-
51. Data: 2010-06-29 07:37:44
Temat: Re: lekki teren i szosa
Od: n...@s...com
On Tue, 29 Jun 2010 09:25:42 +0200, kocyk <k...@Z...pl> wrote:
>Ja, ja, moge ja? Zwykle dostaje smsa po 3 dniach, ze sa do odbioru. To
>znaczy wlasciwie to ja tylko uzupelniam pogubione srupki, bo nic sie nie
>psuje, ale czesc jest czesc, nie?
I trzy dni czekasz na srupki z zelaznego za rogiem ? masakra...
pozdr
newrom ;>
--
DT 125 - czy aby nie za mocny ? :-)
JUPPI! Admini tego foróma som wielcy!
http://demotivation.ru/yjmid8jxapprpic.html
-
52. Data: 2010-06-29 08:51:40
Temat: Re: lekki teren i szosa
Od: de Fresz <d...@n...o2.pl>
On 2010-06-29 09:25:42 +0200, kocyk <k...@Z...pl> said:
> Ja, ja, moge ja? Zwykle dostaje smsa po 3 dniach, ze sa do odbioru. To
> znaczy wlasciwie to ja tylko uzupelniam pogubione srupki, bo nic sie
> nie psuje, ale czesc jest czesc, nie?
Dawajta chłopaki adresy tych dilerów. W poznańskim Rapidzie czas
czekania na części w zeszłym roku to było jakieś 2-3 tygodnie, do
Krakau nawet nie dzwoniłem, bo opinie o nich chodzą jeszcze gorsze, w
pewnej podwarszawskiej pralni pieniędzy, dla zmyłki nazywanej salonem
motocyklowym czekałem raptem miesiąc na kilka pierdołek (i nie chce mi
się po raz kolejny pisać o dennej obsłudze, choć niunia u której w
końcu odbierałem części była całkiem ładna, sympatyczna i miała fajne
cycki). A to wszystko "full offiszjal dilers". Teraz w 3m się otworzył
salun KTMa ponoć z prawdziwego zdarzenia, niby chłopaki się znają i im
się chce, ale jeszcze nie miałem potrzeby testować. Na gości z allegro
co to niby "wszystko mają", a jak przychodzi co do czego, to okazuje
się że jednak "prawie wszystko", a ceny niektórych klamotów jak nówek z
salony, więc spóśćmy na nich zasłonę milczenia.
W warszawskiej Hondzie na Malowniczej na dowolną część do 15-letniego
motocykla czeka się góra 3 dni, a zazwyczaj po dwóch już jest, bez
potrzeby wpłacania zaliczki.
Tak więc ja się chętnie dowiem gdzie tak szybko i sprawnie dostarczają
klamoty do Katów, bo mimo całej sympatii do marki, dostęp do części w
porównaniu z Dżapsami jak dotąd uważałe za słaby (i nie, nie pociesza
mnie że inni, jak np.
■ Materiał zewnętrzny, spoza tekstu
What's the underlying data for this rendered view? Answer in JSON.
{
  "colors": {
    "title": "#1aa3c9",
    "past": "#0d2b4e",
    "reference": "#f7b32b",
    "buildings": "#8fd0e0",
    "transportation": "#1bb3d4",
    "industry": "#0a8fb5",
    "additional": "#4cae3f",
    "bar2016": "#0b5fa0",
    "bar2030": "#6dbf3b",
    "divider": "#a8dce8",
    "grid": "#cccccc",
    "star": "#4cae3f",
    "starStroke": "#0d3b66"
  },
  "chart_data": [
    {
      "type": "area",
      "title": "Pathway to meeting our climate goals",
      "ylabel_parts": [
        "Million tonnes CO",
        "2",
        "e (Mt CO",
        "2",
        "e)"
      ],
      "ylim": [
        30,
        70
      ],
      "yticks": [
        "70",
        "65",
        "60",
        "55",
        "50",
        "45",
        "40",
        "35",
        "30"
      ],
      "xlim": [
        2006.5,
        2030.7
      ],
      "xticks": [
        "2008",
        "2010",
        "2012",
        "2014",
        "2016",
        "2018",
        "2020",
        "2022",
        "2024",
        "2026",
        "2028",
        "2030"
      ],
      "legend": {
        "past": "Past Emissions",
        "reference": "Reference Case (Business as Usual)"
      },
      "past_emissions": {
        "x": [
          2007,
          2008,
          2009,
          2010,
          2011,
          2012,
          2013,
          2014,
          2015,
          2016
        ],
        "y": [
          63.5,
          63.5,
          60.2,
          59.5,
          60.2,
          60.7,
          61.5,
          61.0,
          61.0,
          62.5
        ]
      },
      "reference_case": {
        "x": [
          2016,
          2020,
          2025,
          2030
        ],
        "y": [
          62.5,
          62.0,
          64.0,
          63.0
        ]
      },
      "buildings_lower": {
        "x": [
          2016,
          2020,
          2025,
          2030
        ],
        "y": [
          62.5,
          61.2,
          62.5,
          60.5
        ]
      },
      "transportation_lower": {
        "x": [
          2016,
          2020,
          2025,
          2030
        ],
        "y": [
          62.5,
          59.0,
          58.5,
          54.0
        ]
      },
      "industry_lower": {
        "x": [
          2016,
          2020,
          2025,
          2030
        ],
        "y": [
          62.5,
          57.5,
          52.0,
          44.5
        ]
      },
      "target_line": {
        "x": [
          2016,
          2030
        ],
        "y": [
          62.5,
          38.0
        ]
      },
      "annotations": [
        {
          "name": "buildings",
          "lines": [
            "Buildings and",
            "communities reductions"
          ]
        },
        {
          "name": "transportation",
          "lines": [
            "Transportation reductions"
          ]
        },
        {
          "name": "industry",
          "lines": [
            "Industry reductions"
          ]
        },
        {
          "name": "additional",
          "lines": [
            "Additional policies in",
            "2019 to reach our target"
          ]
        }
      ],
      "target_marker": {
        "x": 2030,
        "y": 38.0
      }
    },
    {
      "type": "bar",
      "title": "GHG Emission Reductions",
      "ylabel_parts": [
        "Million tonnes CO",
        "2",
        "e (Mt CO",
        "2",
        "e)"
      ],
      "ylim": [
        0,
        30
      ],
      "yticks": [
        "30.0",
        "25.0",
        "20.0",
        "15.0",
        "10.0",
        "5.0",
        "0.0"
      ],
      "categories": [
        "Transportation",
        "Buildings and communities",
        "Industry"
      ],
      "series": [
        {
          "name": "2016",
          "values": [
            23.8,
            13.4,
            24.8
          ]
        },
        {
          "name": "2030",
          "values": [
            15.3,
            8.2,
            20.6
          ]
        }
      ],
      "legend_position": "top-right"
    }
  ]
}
Aprilka mają jeszcze gorzej).
--
Pozdrawiam
de Fresz
-
53. Data: 2010-06-29 08:53:55
Temat: Re: lekki teren i szosa
Od: KJ Siła Słów <K...@n...com>
n...@s...com pisze:
> Jak wyglada dostawa czesci do ktma ?
dobrze, zamaiwasz przez telefon auner albo ten nowy serwis Czachor
Dąbrowski i masz, no moze nie za 2-3 dni, ale 4-5.
KJ
-
54. Data: 2010-06-29 08:54:05
Temat: Re: lekki teren i szosa
Od: de Fresz <d...@n...o2.pl>
On 2010-06-29 09:37:44 +0200, n...@s...com said:
>> Ja, ja, moge ja? Zwykle dostaje smsa po 3 dniach, ze sa do odbioru. To
>> znaczy wlasciwie to ja tylko uzupelniam pogubione srupki, bo nic sie nie
>> psuje, ale czesc jest czesc, nie?
>
> I trzy dni czekasz na srupki z zelaznego za rogiem ? masakra...
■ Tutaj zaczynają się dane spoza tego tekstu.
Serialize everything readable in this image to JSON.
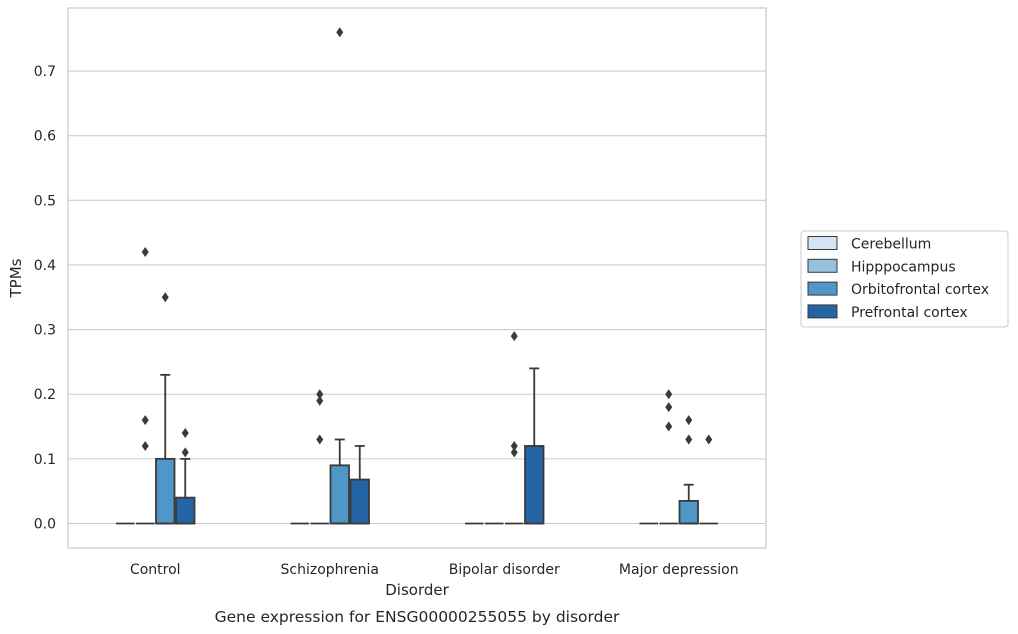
{
  "chart_data": {
    "type": "box",
    "title": "",
    "caption": "Gene expression for ENSG00000255055 by disorder",
    "xlabel": "Disorder",
    "ylabel": "TPMs",
    "ylim": [
      -0.038,
      0.8
    ],
    "yticks": [
      0.0,
      0.1,
      0.2,
      0.3,
      0.4,
      0.5,
      0.6,
      0.7
    ],
    "ytick_labels": [
      "0.0",
      "0.1",
      "0.2",
      "0.3",
      "0.4",
      "0.5",
      "0.6",
      "0.7"
    ],
    "grid": "horizontal",
    "legend_placement": "right",
    "categories": [
      "Control",
      "Schizophrenia",
      "Bipolar disorder",
      "Major depression"
    ],
    "series": [
      {
        "name": "Cerebellum",
        "color": "#d4e4f3",
        "boxes": [
          {
            "q1": 0,
            "median": 0,
            "q3": 0,
            "whisker_low": 0,
            "whisker_high": 0,
            "outliers": []
          },
          {
            "q1": 0,
            "median": 0,
            "q3": 0,
            "whisker_low": 0,
            "whisker_high": 0,
            "outliers": []
          },
          {
            "q1": 0,
            "median": 0,
            "q3": 0,
            "whisker_low": 0,
            "whisker_high": 0,
            "outliers": []
          },
          {
            "q1": 0,
            "median": 0,
            "q3": 0,
            "whisker_low": 0,
            "whisker_high": 0,
            "outliers": []
          }
        ]
      },
      {
        "name": "Hipppocampus",
        "color": "#97c1dd",
        "boxes": [
          {
            "q1": 0,
            "median": 0,
            "q3": 0,
            "whisker_low": 0,
            "whisker_high": 0,
            "outliers": [
              0.42,
              0.16,
              0.12
            ]
          },
          {
            "q1": 0,
            "median": 0,
            "q3": 0,
            "whisker_low": 0,
            "whisker_high": 0,
            "outliers": [
              0.2,
              0.19,
              0.13
            ]
          },
          {
            "q1": 0,
            "median": 0,
            "q3": 0,
            "whisker_low": 0,
            "whisker_high": 0,
            "outliers": []
          },
          {
            "q1": 0,
            "median": 0,
            "q3": 0,
            "whisker_low": 0,
            "whisker_high": 0,
            "outliers": [
              0.2,
              0.18,
              0.15
            ]
          }
        ]
      },
      {
        "name": "Orbitofrontal cortex",
        "color": "#5096c7",
        "boxes": [
          {
            "q1": 0,
            "median": 0,
            "q3": 0.1,
            "whisker_low": 0,
            "whisker_high": 0.23,
            "outliers": [
              0.35
            ]
          },
          {
            "q1": 0,
            "median": 0,
            "q3": 0.09,
            "whisker_low": 0,
            "whisker_high": 0.13,
            "outliers": [
              0.76
            ]
          },
          {
            "q1": 0,
            "median": 0,
            "q3": 0,
            "whisker_low": 0,
            "whisker_high": 0,
            "outliers": [
              0.29,
              0.12,
              0.11
            ]
          },
          {
            "q1": 0,
            "median": 0,
            "q3": 0.035,
            "whisker_low": 0,
            "whisker_high": 0.06,
            "outliers": [
              0.16,
              0.13
            ]
          }
        ]
      },
      {
        "name": "Prefrontal cortex",
        "color": "#2464a5",
        "boxes": [
          {
            "q1": 0,
            "median": 0,
            "q3": 0.04,
            "whisker_low": 0,
            "whisker_high": 0.1,
            "outliers": [
              0.14,
              0.11
            ]
          },
          {
            "q1": 0,
            "median": 0,
            "q3": 0.068,
            "whisker_low": 0,
            "whisker_high": 0.12,
            "outliers": []
          },
          {
            "q1": 0,
            "median": 0,
            "q3": 0.12,
            "whisker_low": 0,
            "whisker_high": 0.24,
            "outliers": []
          },
          {
            "q1": 0,
            "median": 0,
            "q3": 0,
            "whisker_low": 0,
            "whisker_high": 0,
            "outliers": [
              0.13
            ]
          }
        ]
      }
    ]
  }
}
Śmiej się, śmiej, ale akurat w KTMie zajebiste jest to, że wszystkie
łożyska, simmeringi czy nawet głupie kalamitki są w typowo europejskich
rozmiarach, dostępnych bez bólu w sklepie z częściami do traktorów. I
kulturalnie podają w serwisówkach typy, a nie tylko nr części do
zamówienia z oridżinal parts katalog.
--
Pozdrawiam
de Fresz
-
55. Data: 2010-06-29 09:00:22
Temat: Re: lekki teren i szosa
Od: kocyk <k...@Z...pl>
n...@s...com wrote:
> On Tue, 29 Jun 2010 09:25:42 +0200, kocyk <k...@Z...pl> wrote:
>
>> Ja, ja, moge ja? Zwykle dostaje smsa po 3 dniach, ze sa do odbioru. To
>> znaczy wlasciwie to ja tylko uzupelniam pogubione srupki, bo nic sie
nie
>> psuje, ale czesc jest czesc, nie?
>
> I trzy dni czekasz na srupki z zelaznego za rogiem ? masakra...
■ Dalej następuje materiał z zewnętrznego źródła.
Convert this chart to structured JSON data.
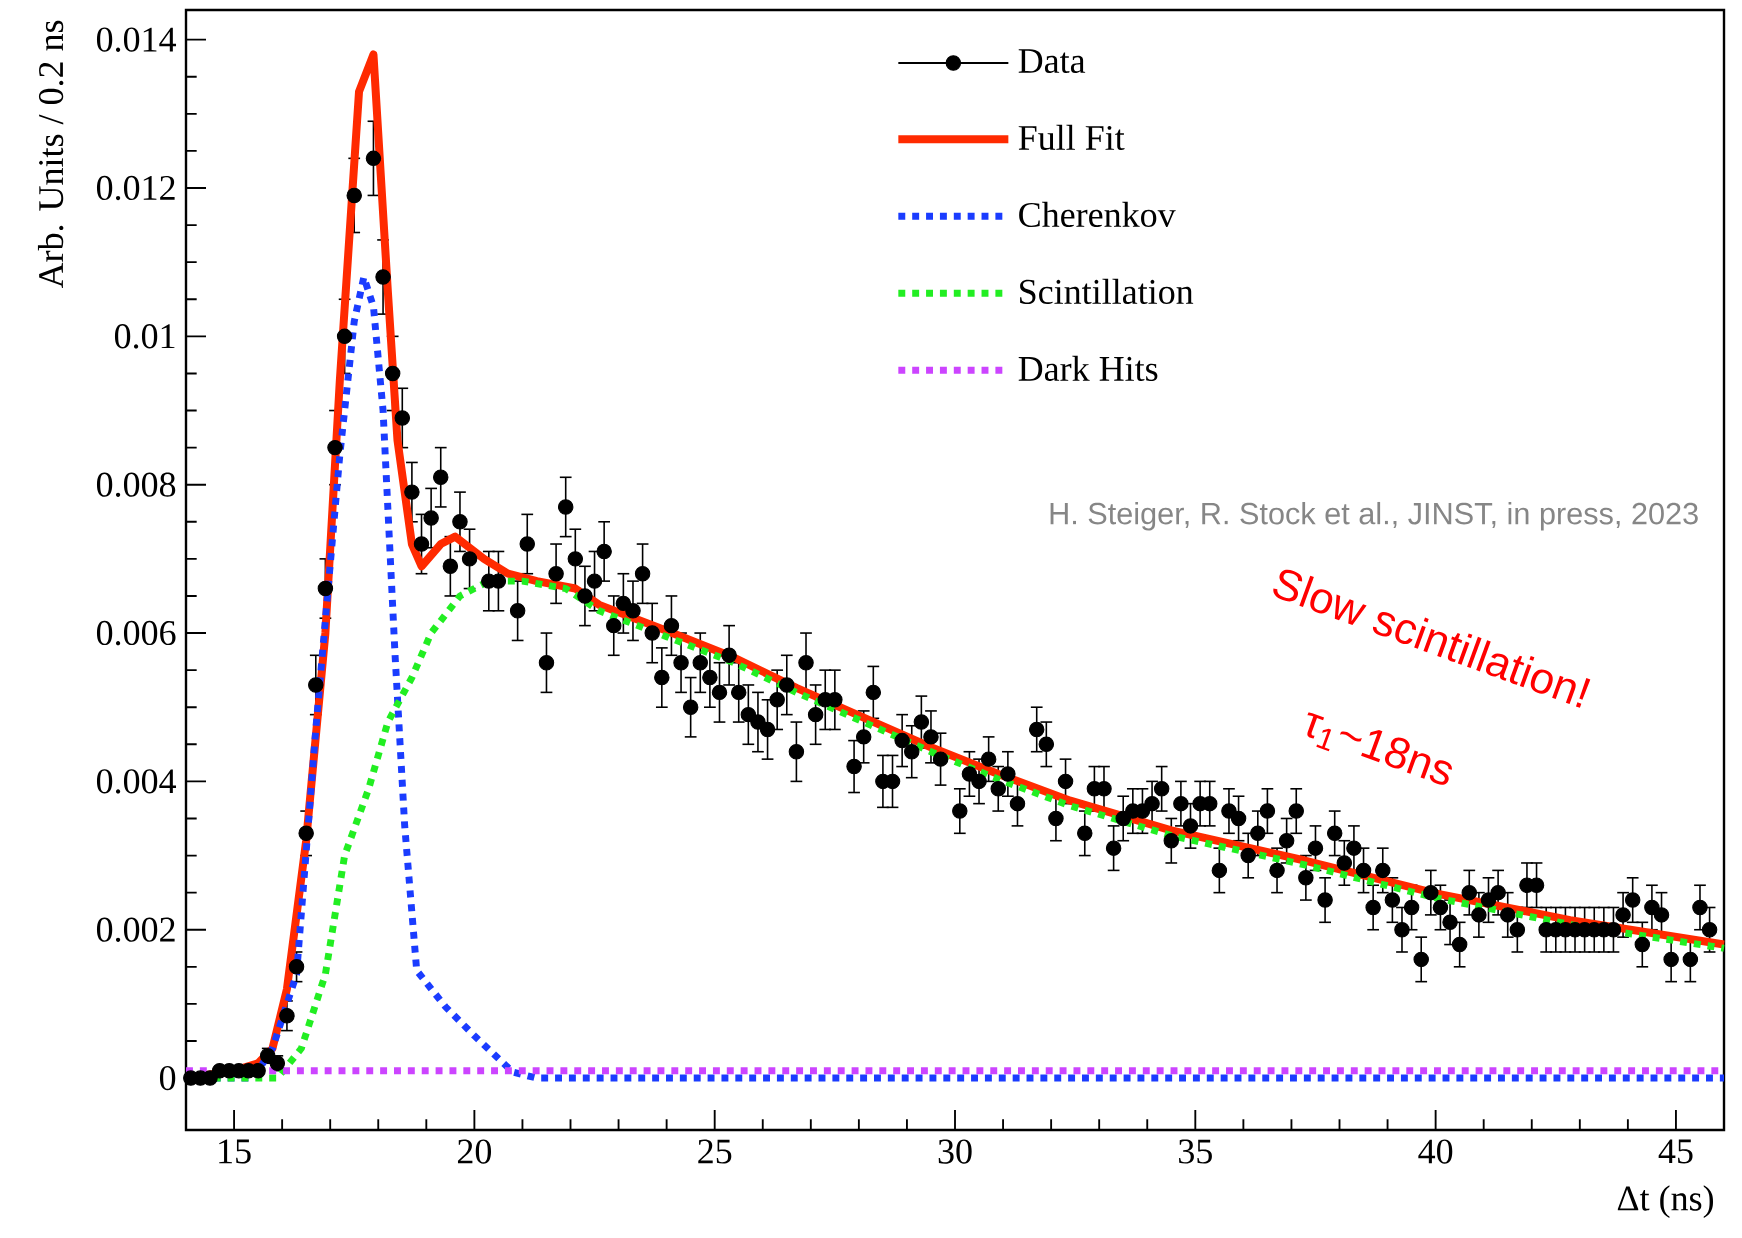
{
  "chart_data": {
    "type": "line",
    "xlabel": "Δt (ns)",
    "ylabel": "Arb. Units / 0.2 ns",
    "xlim": [
      14,
      46
    ],
    "ylim": [
      -0.0007,
      0.0144
    ],
    "xticks": [
      15,
      20,
      25,
      30,
      35,
      40,
      45
    ],
    "yticks": [
      0,
      0.002,
      0.004,
      0.006,
      0.008,
      0.01,
      0.012,
      0.014
    ],
    "legend": "top right",
    "annotations": [
      "H. Steiger, R. Stock et al., JINST, in press, 2023",
      "Slow scintillation!",
      "τ$_{1}$~18ns"
    ],
    "series": [
      {
        "name": "Data",
        "type": "scatter",
        "marker": "circle",
        "color": "#000000",
        "x": [
          14.1,
          14.3,
          14.5,
          14.7,
          14.9,
          15.1,
          15.3,
          15.5,
          15.7,
          15.9,
          16.1,
          16.3,
          16.5,
          16.7,
          16.9,
          17.1,
          17.3,
          17.5,
          17.9,
          18.1,
          18.3,
          18.5,
          18.7,
          18.9,
          19.1,
          19.3,
          19.5,
          19.7,
          19.9,
          20.3,
          20.5,
          20.9,
          21.1,
          21.5,
          21.7,
          21.9,
          22.1,
          22.3,
          22.5,
          22.7,
          22.9,
          23.1,
          23.3,
          23.5,
          23.7,
          23.9,
          24.1,
          24.3,
          24.5,
          24.7,
          24.9,
          25.1,
          25.3,
          25.5,
          25.7,
          25.9,
          26.1,
          26.3,
          26.5,
          26.7,
          26.9,
          27.1,
          27.3,
          27.5,
          27.9,
          28.1,
          28.3,
          28.5,
          28.7,
          28.9,
          29.1,
          29.3,
          29.5,
          29.7,
          30.1,
          30.3,
          30.5,
          30.7,
          30.9,
          31.1,
          31.3,
          31.7,
          31.9,
          32.1,
          32.3,
          32.7,
          32.9,
          33.1,
          33.3,
          33.5,
          33.7,
          33.9,
          34.1,
          34.3,
          34.5,
          34.7,
          34.9,
          35.1,
          35.3,
          35.5,
          35.7,
          35.9,
          36.1,
          36.3,
          36.5,
          36.7,
          36.9,
          37.1,
          37.3,
          37.5,
          37.7,
          37.9,
          38.1,
          38.3,
          38.5,
          38.7,
          38.9,
          39.1,
          39.3,
          39.5,
          39.7,
          39.9,
          40.1,
          40.3,
          40.5,
          40.7,
          40.9,
          41.1,
          41.3,
          41.5,
          41.7,
          41.9,
          42.1,
          42.3,
          42.5,
          42.7,
          42.9,
          43.1,
          43.3,
          43.5,
          43.7,
          43.9,
          44.1,
          44.3,
          44.5,
          44.7,
          44.9,
          45.3,
          45.5,
          45.7
        ],
        "values": [
          0,
          0,
          0,
          0.0001,
          0.0001,
          0.0001,
          0.0001,
          0.0001,
          0.0003,
          0.0002,
          0.00084,
          0.0015,
          0.0033,
          0.0053,
          0.0066,
          0.0085,
          0.01,
          0.0119,
          0.0124,
          0.0108,
          0.0095,
          0.0089,
          0.0079,
          0.0072,
          0.00755,
          0.0081,
          0.0069,
          0.0075,
          0.007,
          0.0067,
          0.0067,
          0.0063,
          0.0072,
          0.0056,
          0.0068,
          0.0077,
          0.007,
          0.0065,
          0.0067,
          0.0071,
          0.0061,
          0.0064,
          0.0063,
          0.0068,
          0.006,
          0.0054,
          0.0061,
          0.0056,
          0.005,
          0.0056,
          0.0054,
          0.0052,
          0.0057,
          0.0052,
          0.0049,
          0.0048,
          0.0047,
          0.0051,
          0.0053,
          0.0044,
          0.0056,
          0.0049,
          0.0051,
          0.0051,
          0.0042,
          0.0046,
          0.0052,
          0.004,
          0.004,
          0.00455,
          0.0044,
          0.0048,
          0.0046,
          0.0043,
          0.0036,
          0.0041,
          0.004,
          0.0043,
          0.0039,
          0.0041,
          0.0037,
          0.0047,
          0.0045,
          0.0035,
          0.004,
          0.0033,
          0.0039,
          0.0039,
          0.0031,
          0.0035,
          0.0036,
          0.0036,
          0.0037,
          0.0039,
          0.0032,
          0.0037,
          0.0034,
          0.0037,
          0.0037,
          0.0028,
          0.0036,
          0.0035,
          0.003,
          0.0033,
          0.0036,
          0.0028,
          0.0032,
          0.0036,
          0.0027,
          0.0031,
          0.0024,
          0.0033,
          0.0029,
          0.0031,
          0.0028,
          0.0023,
          0.0028,
          0.0024,
          0.002,
          0.0023,
          0.0016,
          0.0025,
          0.0023,
          0.0021,
          0.0018,
          0.0025,
          0.0022,
          0.0024,
          0.0025,
          0.0022,
          0.002,
          0.0026,
          0.0026,
          0.002,
          0.002,
          0.002,
          0.002,
          0.002,
          0.002,
          0.002,
          0.002,
          0.0022,
          0.0024,
          0.0018,
          0.0023,
          0.0022,
          0.0016,
          0.0016,
          0.0023,
          0.002
        ],
        "errors": [
          5e-05,
          5e-05,
          5e-05,
          5e-05,
          5e-05,
          5e-05,
          5e-05,
          5e-05,
          0.0001,
          0.0001,
          0.0002,
          0.0002,
          0.0003,
          0.0004,
          0.0004,
          0.0005,
          0.0005,
          0.0005,
          0.0005,
          0.0005,
          0.0005,
          0.0004,
          0.0004,
          0.0004,
          0.0004,
          0.0004,
          0.0004,
          0.0004,
          0.0004,
          0.0004,
          0.0004,
          0.0004,
          0.0004,
          0.0004,
          0.0004,
          0.0004,
          0.0004,
          0.0004,
          0.0004,
          0.0004,
          0.0004,
          0.0004,
          0.0004,
          0.0004,
          0.0004,
          0.0004,
          0.0004,
          0.0004,
          0.0004,
          0.0004,
          0.0004,
          0.0004,
          0.0004,
          0.0004,
          0.0004,
          0.0004,
          0.0004,
          0.0004,
          0.0004,
          0.0004,
          0.0004,
          0.0004,
          0.0004,
          0.0004,
          0.00035,
          0.00035,
          0.00035,
          0.00035,
          0.00035,
          0.00035,
          0.00035,
          0.00035,
          0.00035,
          0.00035,
          0.0003,
          0.0003,
          0.0003,
          0.0003,
          0.0003,
          0.0003,
          0.0003,
          0.0003,
          0.0003,
          0.0003,
          0.0003,
          0.0003,
          0.0003,
          0.0003,
          0.0003,
          0.0003,
          0.0003,
          0.0003,
          0.0003,
          0.0003,
          0.0003,
          0.0003,
          0.0003,
          0.0003,
          0.0003,
          0.0003,
          0.0003,
          0.0003,
          0.0003,
          0.0003,
          0.0003,
          0.0003,
          0.0003,
          0.0003,
          0.0003,
          0.0003,
          0.0003,
          0.0003,
          0.0003,
          0.0003,
          0.0003,
          0.0003,
          0.0003,
          0.0003,
          0.0003,
          0.0003,
          0.0003,
          0.0003,
          0.0003,
          0.0003,
          0.0003,
          0.0003,
          0.0003,
          0.0003,
          0.0003,
          0.0003,
          0.0003,
          0.0003,
          0.0003,
          0.0003,
          0.0003,
          0.0003,
          0.0003,
          0.0003,
          0.0003,
          0.0003,
          0.0003,
          0.0003,
          0.0003,
          0.0003,
          0.0003,
          0.0003,
          0.0003,
          0.0003,
          0.0003,
          0.0003
        ]
      },
      {
        "name": "Full Fit",
        "line_style": "solid",
        "color": "#ff2a00",
        "x": [
          14,
          15,
          15.5,
          15.8,
          16.1,
          16.5,
          16.9,
          17.2,
          17.6,
          17.9,
          18.2,
          18.4,
          18.7,
          18.9,
          19.3,
          19.6,
          20.2,
          20.7,
          21.3,
          22.1,
          22.6,
          24,
          25.4,
          26.7,
          28.1,
          29.5,
          30.9,
          32.4,
          34.5,
          37.3,
          40,
          42.8,
          46
        ],
        "values": [
          0,
          0.0001,
          0.0002,
          0.0004,
          0.0012,
          0.0032,
          0.006,
          0.0094,
          0.0133,
          0.0138,
          0.0106,
          0.0086,
          0.0072,
          0.0069,
          0.0072,
          0.0073,
          0.007,
          0.0068,
          0.0067,
          0.0066,
          0.00638,
          0.00603,
          0.00567,
          0.00526,
          0.00486,
          0.00446,
          0.0041,
          0.00374,
          0.00334,
          0.00293,
          0.00249,
          0.00213,
          0.0018
        ]
      },
      {
        "name": "Cherenkov",
        "line_style": "dotted",
        "color": "#1a3cff",
        "x": [
          14,
          15.4,
          15.8,
          16.3,
          16.7,
          17.2,
          17.5,
          17.7,
          17.9,
          18.1,
          18.35,
          18.55,
          18.8,
          19.4,
          20,
          20.8,
          21.3,
          46
        ],
        "values": [
          0,
          0,
          0.0004,
          0.0014,
          0.0047,
          0.0084,
          0.0102,
          0.0108,
          0.0104,
          0.009,
          0.0057,
          0.0034,
          0.00145,
          0.00096,
          0.00057,
          8e-05,
          0,
          0
        ]
      },
      {
        "name": "Scintillation",
        "line_style": "dotted",
        "color": "#22ee22",
        "x": [
          14,
          15.9,
          16.4,
          16.9,
          17.3,
          17.8,
          18.2,
          18.7,
          19.1,
          19.7,
          20.3,
          21,
          21.9,
          22.6,
          24,
          25.4,
          26.7,
          28.1,
          29.5,
          30.9,
          32.4,
          34.5,
          37.3,
          40,
          42.8,
          46
        ],
        "values": [
          0,
          0,
          0.0004,
          0.0014,
          0.003,
          0.0039,
          0.0048,
          0.0054,
          0.006,
          0.0065,
          0.0067,
          0.0067,
          0.0066,
          0.0063,
          0.00595,
          0.0056,
          0.0052,
          0.0048,
          0.0044,
          0.00403,
          0.00367,
          0.00327,
          0.00287,
          0.00243,
          0.00207,
          0.00175
        ]
      },
      {
        "name": "Dark Hits",
        "line_style": "dotted",
        "color": "#cc44ff",
        "x": [
          14,
          46
        ],
        "values": [
          0.0001,
          0.0001
        ]
      }
    ]
  }
}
Nie na srupki z zelaznego, tylko na specjalne srupki kateem, a zelazny
mam za sciana. No.
K.
-
56. Data: 2010-06-29 09:03:49
Temat: Re: lekki teren i szosa
Od: kocyk <k...@Z...pl>
de Fresz wrote:
> On 2010-06-29 09:25:42 +0200, kocyk <k...@Z...pl> said:
>
>> Ja, ja, moge ja? Zwykle dostaje smsa po 3 dniach, ze sa do odbioru. To
>> znaczy wlasciwie to ja tylko uzupelniam pogubione srupki, bo nic sie
>> nie psuje, ale czesc jest czesc, nie?
>
> Dawajta chłopaki adresy tych dilerów. W poznańskim Rapidzie czas
> czekania na części w zeszłym roku to było jakieś 2-3 tygodnie, do Krakau
> nawet nie dzwoniłem, bo opinie o nich chodzą jeszcze gorsze, w pewnej
> podwarszawskiej pralni pieniędzy, dla zmyłki nazywanej salonem
> motocyklowym czekałem raptem miesiąc na kilka pierdołek (i nie chce mi
> się po raz kolejny pisać o dennej obsłudze, choć niunia u której w końcu
> odbierałem części była całkiem ładna, sympatyczna i miała fajne cycki).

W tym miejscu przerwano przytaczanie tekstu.